Weil Lärm fast allgegenwärtig ist, scheint man kaum eine Chance zu haben, seiner schädlichen Wirkung zu entrinnen. Doch auch hier gibt es die Möglichkeit, präventiv vorzugehen. So kann man bereits gegen den alltäglichen Lärm von einem Gehörschutz (z.B. in Form von Ohrstöpseln) Gebrauch machen. Ist man in Clubs oder bei Konzerten unterwegs, sollte man unbedingt ausreichend Abstand von den Lautsprecherboxen halten. Noch wirksamer ist es auch hier, spezielle Ohrstöpsel zu tragen, um auf „Nummer sicher“ zu gehen.
Nutzt man Kopfhörer zum Musikgenuss, ist ebenfalls Zurückhaltung angebracht. Sobald nämlich die Musik aus dem Kopfhörer die Geräusche einer lauten Umgebung überdeckt, ist die Lautstärke zu groß, und es droht Gefahr für die Gesundheit.
Genauso wichtig wie das Einhalten von Lärm-Grenzwerten im beruflichen und im Freizeitbereich ist die gezielte Nutzung von Ruhepausen und Phasen der Erholung. Auch spezielle Entspannungsübungen haben sich als äußerst wirksam erwiesen.
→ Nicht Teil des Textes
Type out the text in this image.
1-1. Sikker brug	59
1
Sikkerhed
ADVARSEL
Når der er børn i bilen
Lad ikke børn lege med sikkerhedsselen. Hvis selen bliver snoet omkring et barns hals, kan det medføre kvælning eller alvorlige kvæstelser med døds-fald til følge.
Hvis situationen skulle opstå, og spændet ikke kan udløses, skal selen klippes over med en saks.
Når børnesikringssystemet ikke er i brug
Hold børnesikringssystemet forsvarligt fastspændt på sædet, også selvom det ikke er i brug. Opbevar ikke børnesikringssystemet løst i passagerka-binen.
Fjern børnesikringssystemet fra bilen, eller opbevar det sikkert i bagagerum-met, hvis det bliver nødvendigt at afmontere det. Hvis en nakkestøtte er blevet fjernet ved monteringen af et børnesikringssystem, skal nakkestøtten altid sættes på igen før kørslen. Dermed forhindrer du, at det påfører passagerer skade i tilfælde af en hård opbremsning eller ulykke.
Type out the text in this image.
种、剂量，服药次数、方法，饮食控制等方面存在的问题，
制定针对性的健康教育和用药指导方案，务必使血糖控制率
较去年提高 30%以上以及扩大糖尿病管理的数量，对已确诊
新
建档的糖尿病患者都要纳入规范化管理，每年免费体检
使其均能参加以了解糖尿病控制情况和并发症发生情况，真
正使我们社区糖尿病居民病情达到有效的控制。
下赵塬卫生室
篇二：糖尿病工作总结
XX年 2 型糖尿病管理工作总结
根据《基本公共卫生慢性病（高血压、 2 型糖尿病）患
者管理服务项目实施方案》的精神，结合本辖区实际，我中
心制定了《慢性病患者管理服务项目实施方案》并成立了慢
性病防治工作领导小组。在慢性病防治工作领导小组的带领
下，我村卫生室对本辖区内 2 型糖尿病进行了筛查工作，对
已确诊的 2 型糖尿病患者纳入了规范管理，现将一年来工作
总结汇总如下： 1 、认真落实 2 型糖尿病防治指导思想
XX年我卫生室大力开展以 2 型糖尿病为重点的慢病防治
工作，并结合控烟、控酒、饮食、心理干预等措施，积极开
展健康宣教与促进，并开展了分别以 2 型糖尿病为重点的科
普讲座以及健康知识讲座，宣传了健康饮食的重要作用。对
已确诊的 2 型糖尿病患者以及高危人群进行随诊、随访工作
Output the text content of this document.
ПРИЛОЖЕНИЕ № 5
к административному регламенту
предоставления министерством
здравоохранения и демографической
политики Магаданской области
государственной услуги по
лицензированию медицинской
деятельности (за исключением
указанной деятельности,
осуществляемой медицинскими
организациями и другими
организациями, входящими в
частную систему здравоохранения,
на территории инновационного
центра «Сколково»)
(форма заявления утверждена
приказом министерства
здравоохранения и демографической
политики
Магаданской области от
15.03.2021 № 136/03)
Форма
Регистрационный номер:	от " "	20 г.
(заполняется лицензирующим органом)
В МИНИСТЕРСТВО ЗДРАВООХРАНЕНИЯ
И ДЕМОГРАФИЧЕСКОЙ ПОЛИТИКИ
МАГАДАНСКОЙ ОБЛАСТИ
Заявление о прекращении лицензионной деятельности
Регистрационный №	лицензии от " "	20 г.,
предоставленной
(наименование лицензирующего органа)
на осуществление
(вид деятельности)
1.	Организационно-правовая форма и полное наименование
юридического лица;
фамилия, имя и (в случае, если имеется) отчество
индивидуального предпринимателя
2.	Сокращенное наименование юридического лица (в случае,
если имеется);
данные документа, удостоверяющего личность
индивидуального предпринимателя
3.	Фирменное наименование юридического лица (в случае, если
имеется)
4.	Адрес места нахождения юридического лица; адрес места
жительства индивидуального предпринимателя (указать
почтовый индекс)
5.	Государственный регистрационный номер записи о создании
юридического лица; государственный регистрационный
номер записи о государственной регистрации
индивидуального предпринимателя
Sie helfen, Verspannungen im ganzen Körper zu lösen und auch die Wahrnehmung der Umgebung durch unsere Sinnesorgane wieder auf ein Basisniveau zu bringen. Eine empfehlenswerte Übung findet man auf dieser Website.
Das sicherste Mittel gegen die schädliche Wirkung von Lärm und Krach besteht in einem Beitrag, den jeder leisten kann: Achtsam sein und Lärm schon bei der Entstehung vermeiden, wo immer dies möglich ist. Wenn viele dabei mitmachen, ist allen geholfen.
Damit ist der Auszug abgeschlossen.